There’s no Church mandate that one must be tactless or stubborn.

So I wondered if that was what was happening here, and wrote a piece that strongly suggested it. I think that was wrong. Here is the key fact that I didn’t focus on, which now demands I address it in the light of the newly available text of LaCuesta’s sermon: The parents met with their pastor for more than an hour to discuss the details of their son’s funeral. As USA TODAY reported:

Jeff Hullibarger and his wife, Linda Hullibarger, who live in Temperance, Michigan, said they had met with Father LaCuesta well before the funeral, going over in detail what they expected in the homily to be delivered by their pastor at Our Lady of Mount Carmel Catholic Church in Temperance, even watching the priest take notes in their meeting.

“We wanted him to celebrate how Maison lived, not how he died,” Maison’s mother said.

Bait and Switch

Now that I’ve read LaCuesta’s sermon, I have to say: He didn’t follow the parents’ wishes. He doesn’t even seem to have made an effort to. But based on their meeting, the parents apparently had every reason to think that he’d agreed to do so. So they felt deceived, betrayed, and ambushed. That, and not misguided acting out, misdirected grief, is why they complained to LaCuesta’s bishop. I was wrong to imply otherwise.

Here’s a news report where the parents tell their story:


The sermon is theologically orthodox enough, and doesn’t (as USA TODAY strongly implied) suggest that Maison was damned. But it is focused almost entirely on suicide. That is what the parents explicitly asked the priest not to discuss. It makes no mention of Maison’s life and achievements, which they’d requested be the theme. It doesn’t even recommend to teens present in the congregation the mental health resources available for those facing depression. In context, the homily must have come across to the parents as theological grandstanding — at the worst possible occasion.

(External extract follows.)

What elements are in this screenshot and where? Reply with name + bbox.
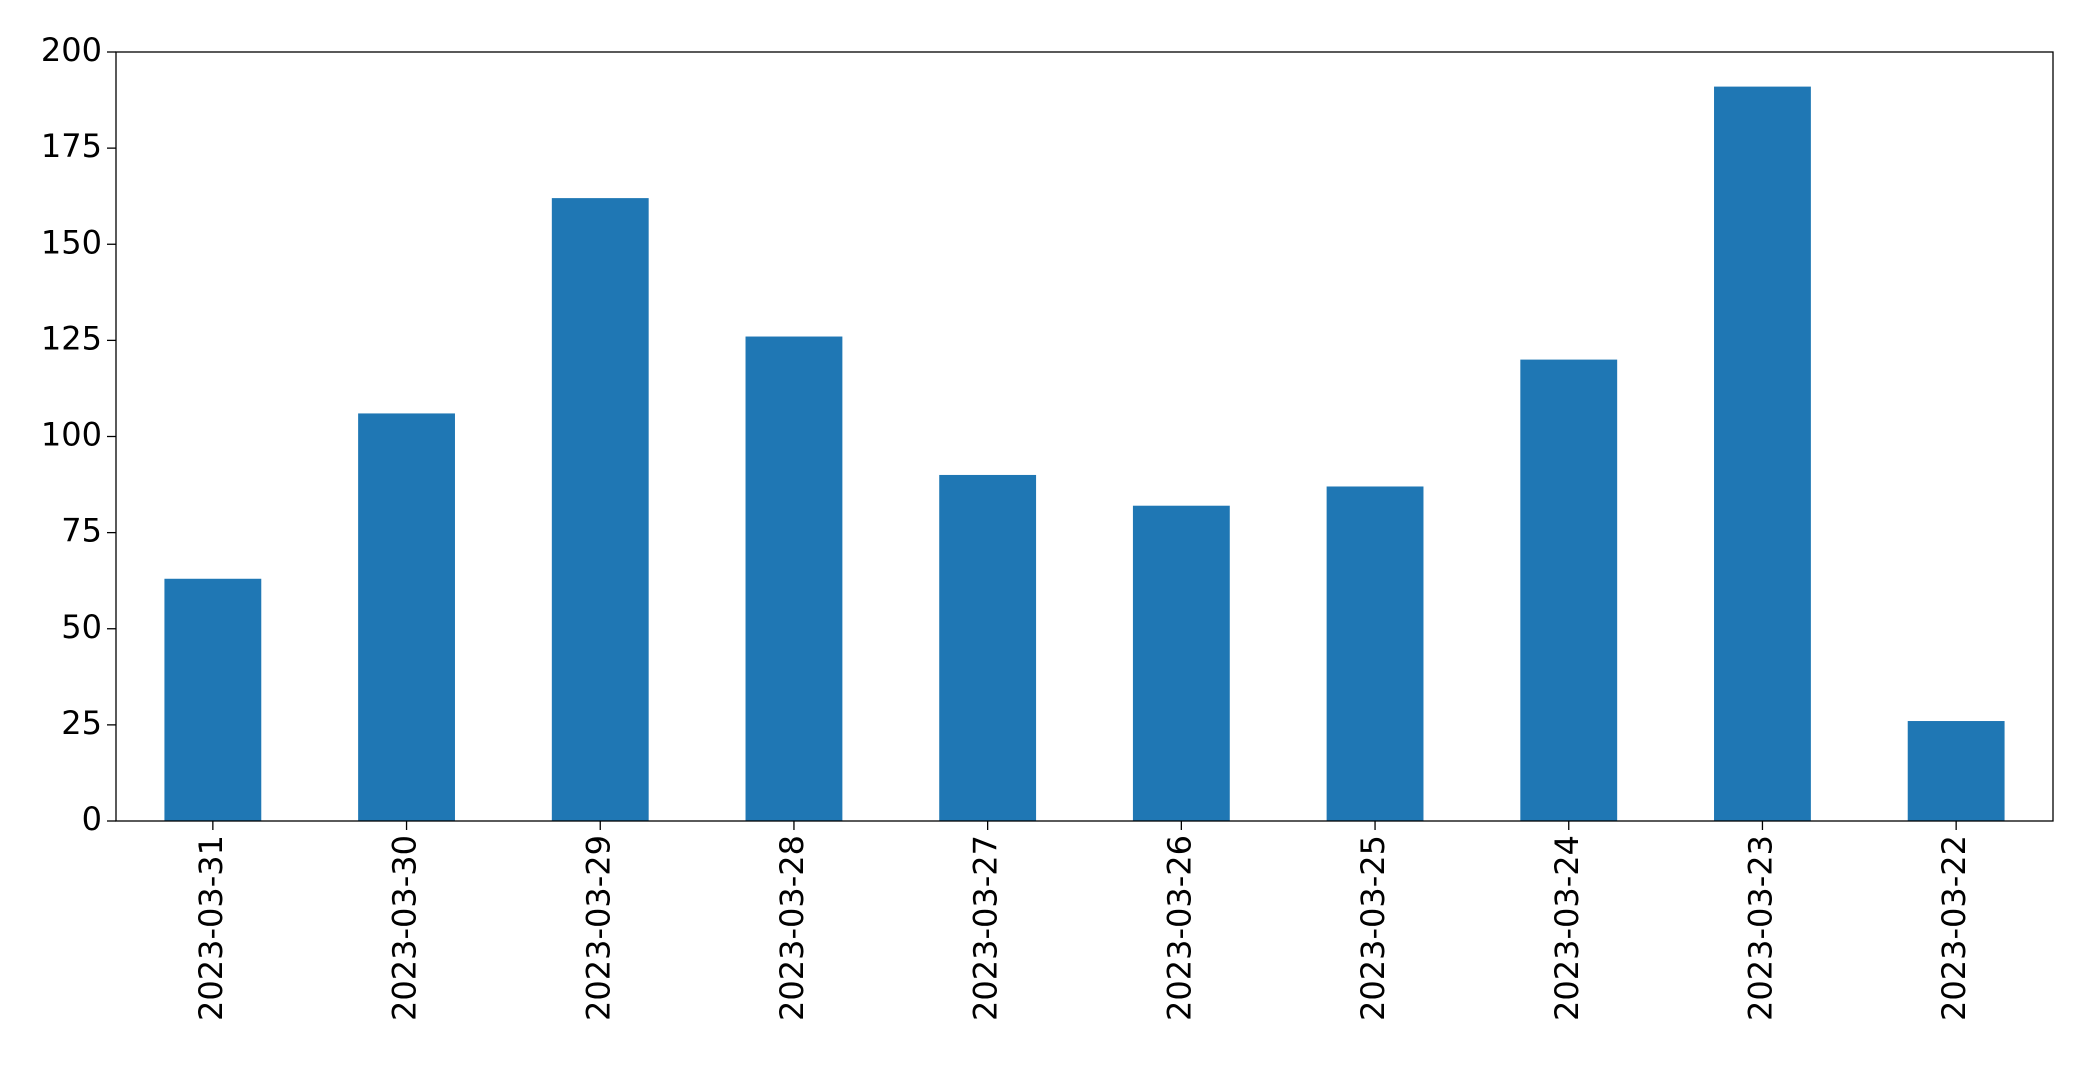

This Wasn’t a Stand for Orthodoxy

Apparently, LaCuesta took notes during their hour-long meeting. There’s no record of him challenging the parents, or insisting that he simply must address suicide as the elephant in the room. He would have been within his rights as a priest to say, “I’m sorry. I’d like to respect your wishes. But I can’t let you write my sermon for me.” Given that he intended to disrespect their wishes, LaCuesta had a grave moral obligation to say so right then and there. Instead, he apparently deceived these grieving, wounded parents.

If the priest felt that in good conscience he couldn’t leave suicide unmentioned, he should have said so at the meeting. Given that he didn’t, he shouldn’t have delivered that sermon, or anything like it.

He Could Have Said “No.”

Had LaCuesta been forthright the parents could have (and probably would have) gone to another parish. They would have been within their rights. If the priest felt that in good conscience he couldn’t leave suicide unmentioned, he should have said so at the meeting. Given that he didn’t, he shouldn’t have delivered that sermon, or anything like it. The parents were justified in their anger, and I’m sorry that my story implied otherwise.

The Archdiocese of Detroit will have to weigh carefully whether this was a case of deceit, grave disrespect and outright cruelty on Rev. LaCuesta’s part. That will factor into its decision on whether he’s suited (or can be re-trained and made suited) to parish ministry.

I apologize for relying on hypotheticals to lump this story in with the real phenomenon of orthodox priests being unjustly maligned for insisting on unpopular Church teachings. That doesn’t seem to be what happened here at all.